Bandung – Hutan mangrove Pantura menjerit! Gegaranya tumpahan
minyak Pertamina melabraknya. Para aktivis lingkungan yang capek-capek menanam
mangrove pun mengelus dada. Bayangkan, usaha mereka bertahun-tahun untuk
menghijaukan pantai utara Jawa, terutama di sekitar Kerawang dan Bekasi, nyaris
sia-sia.
Inilah kabar menyedihkan itu. Sekitar 300.000
pohon bakau (mangrove) di pesisir utara Kabupaten Bekasi terancam mati akibat
tumpahan minyak di laut. Dari mana? Minyak itu berasal dari anjungan lepas
pantai milik Pertamina Hulu Energi di blok Offshore North West Java (ONWJ).
ONWJ terletak sekitar dua kilometer dari Pantura Kabupaten Karawang. Bocoran
minyak yang mencemari laut itu terendus sejak Ahad (21/7/019) lalu. Kini, lebih
dari sebulan setelah bocoran minyak itu mencemari Pantura, tampaknya Pertamina
belum memberikan kompensasi yang memadai kepada penduduk terdampak terdekat.
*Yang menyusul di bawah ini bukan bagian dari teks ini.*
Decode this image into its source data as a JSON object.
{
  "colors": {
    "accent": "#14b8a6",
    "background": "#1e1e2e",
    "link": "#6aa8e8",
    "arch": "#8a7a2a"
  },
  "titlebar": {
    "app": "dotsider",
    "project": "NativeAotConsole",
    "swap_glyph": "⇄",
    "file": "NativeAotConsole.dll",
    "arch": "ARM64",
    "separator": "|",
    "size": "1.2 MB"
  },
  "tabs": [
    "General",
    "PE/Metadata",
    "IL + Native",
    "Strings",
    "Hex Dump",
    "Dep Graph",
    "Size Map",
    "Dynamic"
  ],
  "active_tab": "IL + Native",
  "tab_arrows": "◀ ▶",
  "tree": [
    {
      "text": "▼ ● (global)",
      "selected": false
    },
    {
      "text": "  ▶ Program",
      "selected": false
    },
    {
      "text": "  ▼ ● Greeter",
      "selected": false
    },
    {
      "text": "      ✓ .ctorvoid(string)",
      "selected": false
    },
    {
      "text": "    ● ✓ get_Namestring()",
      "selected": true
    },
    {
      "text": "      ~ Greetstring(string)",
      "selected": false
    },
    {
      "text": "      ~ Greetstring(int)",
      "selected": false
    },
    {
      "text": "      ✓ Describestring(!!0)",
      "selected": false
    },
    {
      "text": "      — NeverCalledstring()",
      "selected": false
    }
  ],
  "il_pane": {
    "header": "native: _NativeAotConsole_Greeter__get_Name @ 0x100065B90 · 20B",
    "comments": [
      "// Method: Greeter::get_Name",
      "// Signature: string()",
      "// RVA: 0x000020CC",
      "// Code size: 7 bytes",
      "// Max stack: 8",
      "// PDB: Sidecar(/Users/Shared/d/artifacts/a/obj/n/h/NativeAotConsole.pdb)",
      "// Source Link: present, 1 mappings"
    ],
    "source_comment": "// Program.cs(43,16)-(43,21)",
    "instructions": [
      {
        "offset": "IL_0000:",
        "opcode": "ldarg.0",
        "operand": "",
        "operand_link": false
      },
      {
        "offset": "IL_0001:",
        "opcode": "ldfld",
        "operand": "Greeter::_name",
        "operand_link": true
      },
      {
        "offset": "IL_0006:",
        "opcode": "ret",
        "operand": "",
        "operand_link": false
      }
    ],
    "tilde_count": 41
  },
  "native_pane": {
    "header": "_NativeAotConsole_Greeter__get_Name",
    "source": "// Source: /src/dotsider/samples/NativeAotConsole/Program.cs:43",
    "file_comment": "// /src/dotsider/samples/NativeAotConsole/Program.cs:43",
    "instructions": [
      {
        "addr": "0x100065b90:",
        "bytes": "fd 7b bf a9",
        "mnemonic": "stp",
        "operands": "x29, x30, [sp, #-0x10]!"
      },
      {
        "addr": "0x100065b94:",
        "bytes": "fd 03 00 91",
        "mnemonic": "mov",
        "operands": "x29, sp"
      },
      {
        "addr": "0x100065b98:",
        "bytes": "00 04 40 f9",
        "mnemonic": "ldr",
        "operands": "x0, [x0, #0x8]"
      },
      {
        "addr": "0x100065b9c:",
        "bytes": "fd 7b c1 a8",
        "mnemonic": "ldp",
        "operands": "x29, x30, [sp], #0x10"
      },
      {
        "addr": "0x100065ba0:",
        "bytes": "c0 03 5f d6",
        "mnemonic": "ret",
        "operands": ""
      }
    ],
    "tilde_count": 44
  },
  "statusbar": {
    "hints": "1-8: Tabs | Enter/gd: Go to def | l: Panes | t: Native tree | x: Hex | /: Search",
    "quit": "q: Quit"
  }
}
Apalagi ke pihak-pihak lain terdampak yang jauh dari Pantura Bekasi dan
Karawang.
“Ini sungguh kerugian yang sangat besar bagi
kami selaku pengelola kawasan wisata hutan mangrove Muaragembong,” kata Ketua
Kelompok Sadar Wisata (Pokdarwis) Alipbata, Sonaji di Cikarang, Rabu
(7/8/2019).
Pokdarwis Alipbata mencatat,
sekitar 300.000 batang pohon mangrove di Pantai Muaragembong, Muara Bungin,
Pantai Beting, dan Pantai Bahagia kini layu. Nyaris mati. Kondisi batang
pohonnya robek, terkelupas, hingga melepuh. Daunnya layu dan mengering. Terkena
panas minyak.
“Itu semua terjadi karena di malam hari air
laut pasang sehingga daun mangrove seluruhnya terendam air laut yang tercemar
tumpahan minyak itu,” tambah Sonaji.
Tentu saja, selain berdampak pada kelangsungan
hidup hutan mangrove, insiden tumpahan minyak itu juga mengakibatkan penurunan
hasil tangkapan ikan nelayan setempat. Tangkapan ikan oleh nelayan setempat
turun sampai 90 persen.
“Bibit udang maupun benih ikan di tambak turut
mati. Sedangkan tangkapan nelayan turun 90 persen. Celakanya pas dijual, harga
ikannya ikut anjlok. Karena konsumen menganggap ikannya beracun,” ungkap
aktivis lingkungan itu. Tak hanya itu. Sebanyak 120 warga pesisir terserang
penyakit gatal-gatal dan sesak napas akibat bau tumpahan minyak yang menyengat.
Memang Pertamina berjanji
akan memberikan kompensasi kepada penduduk setempat yang dirugikan. Jika
kompensasi itu tak sesuai harapan, niscaya mereka akan protes. Di era medsos
sekarang ini, jika ada something wrong atau kezaliman, cepat sekali tersebar ke
seluruh dunia. Dan Pertamina niscaya akan terpojok, lalu memenuhi tuntutan
warga yang terugikan.
Tapi, apa kompensasinya pada kerusakan hutan
mangrove? Hutan mangrove tidak bisa bicara. Ia pun tak bisa menuntut
kompensasi. Padahal di situlah persoalan yang paling krusial. Karena menyangkut
kerusakan alam. Apalagi yang rusak adalah hutan mangrove — bagian kecil hutan
langka dan dilindungi yang survive di Pantura.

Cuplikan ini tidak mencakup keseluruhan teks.